思い起こせばもう4年前の出来事、月日の経つのはあっという間です。

かわいい3歳の女の子の七五三の撮影のためにと着付けのご依頼を受けました。

その頃彼女は小さくあどけなく、それはそれはかわいいお嬢様だったのです。彼女の弟はまだその頃赤ちゃんで、廊下をハイハイしていたのを覚えています。

が、数年後偶然にその弟さんと自分の娘が日本語幼稚園で一緒になりました。最初はその子の成長ぶりのすごさに、面影が全く無く、お母さんにお会いするまでどこのお子さんか分かりませんでした。

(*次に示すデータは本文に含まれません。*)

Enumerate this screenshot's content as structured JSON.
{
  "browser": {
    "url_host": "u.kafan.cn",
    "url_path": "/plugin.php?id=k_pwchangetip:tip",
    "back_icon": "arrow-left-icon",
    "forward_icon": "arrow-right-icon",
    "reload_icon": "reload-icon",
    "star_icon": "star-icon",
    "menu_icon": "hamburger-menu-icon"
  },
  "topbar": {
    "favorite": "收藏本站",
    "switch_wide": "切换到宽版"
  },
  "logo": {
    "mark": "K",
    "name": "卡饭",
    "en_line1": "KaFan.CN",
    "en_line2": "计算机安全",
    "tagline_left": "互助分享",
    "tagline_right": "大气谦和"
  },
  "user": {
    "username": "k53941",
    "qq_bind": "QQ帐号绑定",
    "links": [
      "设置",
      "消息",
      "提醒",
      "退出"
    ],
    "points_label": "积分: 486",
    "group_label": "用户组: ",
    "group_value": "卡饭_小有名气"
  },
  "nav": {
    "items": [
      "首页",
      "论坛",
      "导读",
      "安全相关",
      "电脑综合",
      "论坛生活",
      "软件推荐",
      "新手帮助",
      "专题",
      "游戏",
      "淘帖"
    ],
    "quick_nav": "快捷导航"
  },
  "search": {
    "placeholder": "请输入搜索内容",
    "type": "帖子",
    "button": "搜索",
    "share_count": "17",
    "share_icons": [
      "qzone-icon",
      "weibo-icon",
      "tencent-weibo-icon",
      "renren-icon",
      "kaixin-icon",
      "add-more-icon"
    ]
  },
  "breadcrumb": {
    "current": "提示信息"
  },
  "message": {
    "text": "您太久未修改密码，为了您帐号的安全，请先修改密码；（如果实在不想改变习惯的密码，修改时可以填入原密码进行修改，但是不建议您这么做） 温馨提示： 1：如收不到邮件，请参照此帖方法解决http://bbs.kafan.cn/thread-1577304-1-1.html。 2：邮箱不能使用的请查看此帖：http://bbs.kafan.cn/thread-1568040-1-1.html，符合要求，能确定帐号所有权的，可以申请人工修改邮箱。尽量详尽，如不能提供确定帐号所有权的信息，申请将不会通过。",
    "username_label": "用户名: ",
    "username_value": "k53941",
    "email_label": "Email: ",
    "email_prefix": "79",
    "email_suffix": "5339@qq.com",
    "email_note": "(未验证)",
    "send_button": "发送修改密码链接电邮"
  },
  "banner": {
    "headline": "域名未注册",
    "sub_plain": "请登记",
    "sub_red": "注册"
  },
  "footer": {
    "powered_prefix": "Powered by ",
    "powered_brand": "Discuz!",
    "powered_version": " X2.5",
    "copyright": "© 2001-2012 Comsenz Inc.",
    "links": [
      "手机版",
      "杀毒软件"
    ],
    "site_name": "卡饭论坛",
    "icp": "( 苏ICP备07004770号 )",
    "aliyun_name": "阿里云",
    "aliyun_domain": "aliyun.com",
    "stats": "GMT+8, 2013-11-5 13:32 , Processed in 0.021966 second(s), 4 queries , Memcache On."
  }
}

そして今年、自分の娘が小学校に入り、また偶然にもそのお嬢さんと同じ学校になりました。彼女もあの頃のあどけなさは?と思うくらい綺麗なお姉さんに成長していました。

嬉しい事に今年になってそのお嬢さんが7歳、弟さんが5歳という事で、また着付けのお手伝いをさえていただける事になりました。

彼女が着たのはお母様が小さい頃七五三で着られたものと同じ物、何年経ってもこうやって思い出とともにまとえる着物ってやっぱり素敵です。帯も最近では作り帯が主流な中、昔ながらの立派な袋帯をお持ちでしたので、7歳の女の子らしく可愛いくありながらも文庫とは違うちょっと個性を出した結び方にさせていただきました。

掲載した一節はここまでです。